[Come summer heat, much of my blogging momentum melts away. Hence an experiment until Labor Day: fifty minimalist posts about whatever.]
A well-known Boston law firm shattered, and its various rain-making partners took their business and legal staff elsewhere. One of those partners came to the firm where I was an associate. He needed more lawyers to work on his cases; I was drafted. That’s how I met Attorney S., a former full partner at the now-defunct firm, only a “contract” partner without equity at this one. She was fashionable, hard-working, judgmental and cold. A superb trial lawyer, she had absolutely no mentoring skills. The other associates called her “The Ice Queen.”

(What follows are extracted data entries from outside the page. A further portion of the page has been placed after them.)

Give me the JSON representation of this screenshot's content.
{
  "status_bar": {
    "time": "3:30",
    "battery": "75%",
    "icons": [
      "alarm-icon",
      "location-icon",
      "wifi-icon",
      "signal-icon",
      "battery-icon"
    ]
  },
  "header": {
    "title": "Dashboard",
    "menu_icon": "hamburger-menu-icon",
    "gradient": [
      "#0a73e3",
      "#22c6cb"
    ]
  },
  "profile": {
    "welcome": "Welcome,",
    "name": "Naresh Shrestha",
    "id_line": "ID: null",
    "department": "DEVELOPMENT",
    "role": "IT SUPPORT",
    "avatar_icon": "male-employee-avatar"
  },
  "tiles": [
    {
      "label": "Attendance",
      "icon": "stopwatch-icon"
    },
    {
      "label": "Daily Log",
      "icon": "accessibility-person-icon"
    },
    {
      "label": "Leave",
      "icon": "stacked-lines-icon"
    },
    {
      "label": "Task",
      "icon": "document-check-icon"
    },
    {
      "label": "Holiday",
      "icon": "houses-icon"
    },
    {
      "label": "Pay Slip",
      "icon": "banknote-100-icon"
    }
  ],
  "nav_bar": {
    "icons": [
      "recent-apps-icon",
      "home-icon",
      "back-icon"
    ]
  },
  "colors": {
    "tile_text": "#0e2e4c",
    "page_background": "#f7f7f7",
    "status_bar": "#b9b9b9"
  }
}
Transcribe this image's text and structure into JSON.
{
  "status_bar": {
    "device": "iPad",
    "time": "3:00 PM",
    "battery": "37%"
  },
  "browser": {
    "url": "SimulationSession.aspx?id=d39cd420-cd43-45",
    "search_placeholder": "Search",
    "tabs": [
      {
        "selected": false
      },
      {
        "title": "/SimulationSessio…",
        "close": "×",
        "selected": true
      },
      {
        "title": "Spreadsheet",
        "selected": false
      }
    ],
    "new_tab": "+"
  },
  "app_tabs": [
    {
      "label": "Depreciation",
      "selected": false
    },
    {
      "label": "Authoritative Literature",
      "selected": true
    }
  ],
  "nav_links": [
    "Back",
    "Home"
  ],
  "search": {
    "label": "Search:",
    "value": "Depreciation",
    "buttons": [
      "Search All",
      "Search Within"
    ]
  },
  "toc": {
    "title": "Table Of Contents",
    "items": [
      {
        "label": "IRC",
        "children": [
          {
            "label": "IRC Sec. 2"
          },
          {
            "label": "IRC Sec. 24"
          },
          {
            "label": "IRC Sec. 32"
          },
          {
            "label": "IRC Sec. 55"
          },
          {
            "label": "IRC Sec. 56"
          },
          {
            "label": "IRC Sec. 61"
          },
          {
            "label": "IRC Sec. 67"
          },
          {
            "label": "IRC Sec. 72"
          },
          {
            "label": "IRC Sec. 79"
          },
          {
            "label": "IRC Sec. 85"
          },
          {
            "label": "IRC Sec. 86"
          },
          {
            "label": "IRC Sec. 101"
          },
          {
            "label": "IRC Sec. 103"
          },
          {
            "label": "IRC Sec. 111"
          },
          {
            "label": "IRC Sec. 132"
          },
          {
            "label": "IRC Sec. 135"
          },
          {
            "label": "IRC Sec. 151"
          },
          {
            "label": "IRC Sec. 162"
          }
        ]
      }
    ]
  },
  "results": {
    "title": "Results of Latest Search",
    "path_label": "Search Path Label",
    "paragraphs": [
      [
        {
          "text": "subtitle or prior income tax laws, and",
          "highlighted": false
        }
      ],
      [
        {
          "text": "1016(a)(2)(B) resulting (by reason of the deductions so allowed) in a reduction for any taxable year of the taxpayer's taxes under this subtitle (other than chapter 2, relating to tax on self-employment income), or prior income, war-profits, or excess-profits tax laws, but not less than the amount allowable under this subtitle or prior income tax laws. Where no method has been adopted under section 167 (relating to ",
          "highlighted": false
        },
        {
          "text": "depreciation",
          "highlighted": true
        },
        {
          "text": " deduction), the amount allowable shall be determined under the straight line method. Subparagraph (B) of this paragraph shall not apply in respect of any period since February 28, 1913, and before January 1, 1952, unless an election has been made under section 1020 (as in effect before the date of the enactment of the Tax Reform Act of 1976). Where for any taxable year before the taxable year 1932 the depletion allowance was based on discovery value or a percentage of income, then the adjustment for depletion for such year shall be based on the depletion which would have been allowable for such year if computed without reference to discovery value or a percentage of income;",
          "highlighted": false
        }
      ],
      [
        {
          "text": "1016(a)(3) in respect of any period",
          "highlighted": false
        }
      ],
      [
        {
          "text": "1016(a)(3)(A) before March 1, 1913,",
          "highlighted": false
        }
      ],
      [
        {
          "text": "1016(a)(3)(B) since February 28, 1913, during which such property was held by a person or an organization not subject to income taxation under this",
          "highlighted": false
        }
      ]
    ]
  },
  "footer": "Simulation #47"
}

However, there was a certain unspoken camaraderie at that firm among its few women lawyers. Not that anyone would have laid her job on the line for you. But when my mother died and I went to tell Attorney S. I’d be away for five days, she came out from behind her majestic partner desk and put her arms around me. When I informed her, among others, that I’d been given a year’s notice, she was the only one who actually gave me names of contacts with whom to begin my job search. And long after the partners decided to rehire me to practice in another department and she herself had left to join a new boutique firm as a full equity partner, she sporadically stayed in touch. Then she offered me a better job.
Of course, I was grateful. But at the boutique firm, was she now any friendlier? She occasionally invited me to one of her parties, if the guest list was short. We might have lunch, if she found herself free. But on weekends she never had time. That’s when she shopped, and socialized with more important people. After moving to Princeton, I now and then sent emails; she always answered, never wrote first. From a distance I pitied her: no children, no close family, no longer young. So year after year I also sent birthday greetings. And each time she replied she was so happy I remembered — yet never sent greetings to me.
At last, I gave up. As they used to say, it takes two to tango. Whatever she felt and couldn’t express, who needs that kind of friend?